Here’s the thing: I’m soon to roam. I haven’t posted here in a while because I’m hopeless. I.E., I have no hope. I’m marginally good at a good amount of things but not great at anything. Time to start taking pot-shots.

At my job this week the head’s of the company have come in to teach us about aspects of the new line of products. All good people, all fairly thorough, and all possessing something that I’m sure I don't want no matter how much it would benefit me professionally. At the same time, I could tell I was as generally as smart as they were. And it hurt me in a really strange way that I’ve never felt before.

And I’ve never been one to Brandon Fraser my ego (actually I’ve proven quite good at downplaying any ability I’ve ever had), but it was clear that I was a wasp sting. For twelve hours yesterday I was talked down to about new pieces of furniture from a bunch of people who I’d laugh at during Double Jeopardy. And each person that talked to us it became quite clear that although I may not have gone to as good of a school as they, but that I was working on a similar level. Long story short, we named one of our furniture lines the Louis the XVI collection, and so I raised my hand and asked why. As in why had we named that collection after that particular king. Our Senior Head of management said: “Well he was the Sun King, so I guess that is what we were going for”.

Sigh.
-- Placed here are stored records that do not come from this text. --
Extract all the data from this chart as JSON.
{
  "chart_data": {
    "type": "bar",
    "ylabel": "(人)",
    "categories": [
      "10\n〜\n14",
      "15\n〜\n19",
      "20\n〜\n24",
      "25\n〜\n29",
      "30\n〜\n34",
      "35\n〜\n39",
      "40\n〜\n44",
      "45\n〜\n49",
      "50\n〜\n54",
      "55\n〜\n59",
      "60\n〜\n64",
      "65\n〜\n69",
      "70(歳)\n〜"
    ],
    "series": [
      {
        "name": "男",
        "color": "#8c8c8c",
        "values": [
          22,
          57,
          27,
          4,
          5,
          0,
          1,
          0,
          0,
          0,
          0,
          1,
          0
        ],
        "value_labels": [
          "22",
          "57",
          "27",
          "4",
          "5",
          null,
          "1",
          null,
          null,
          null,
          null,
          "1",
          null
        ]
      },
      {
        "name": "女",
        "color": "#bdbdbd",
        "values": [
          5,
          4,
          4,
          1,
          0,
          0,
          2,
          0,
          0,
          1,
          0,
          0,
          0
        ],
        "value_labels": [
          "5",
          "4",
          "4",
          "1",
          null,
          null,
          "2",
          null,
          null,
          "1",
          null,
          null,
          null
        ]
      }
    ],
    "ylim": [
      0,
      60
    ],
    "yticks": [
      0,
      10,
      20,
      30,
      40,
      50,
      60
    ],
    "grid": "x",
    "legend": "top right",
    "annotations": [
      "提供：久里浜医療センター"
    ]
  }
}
So I said, sadly, and beaten as someone who is only slightly beaten can say, “Louis the XVI was simply opulent, Louis the XIV was the Sun King”. And in my interior I thought: "And I'm high right now".

But nobody in the class I was in heard the exchange; they were all sleeping. And the manager just ignored me (he said he couldn’t hear my mumbles, although I was spitting on him as I said it). And I’m only telling you this story in the middle of the night, drunk, and in the top an oak tree. I have no doubt the world will start spinning soon. But I'm getting close to telling what lines it will cross. And what was the point of all this:

Speed kills but beauty lives forever. Res ipsa loquitur.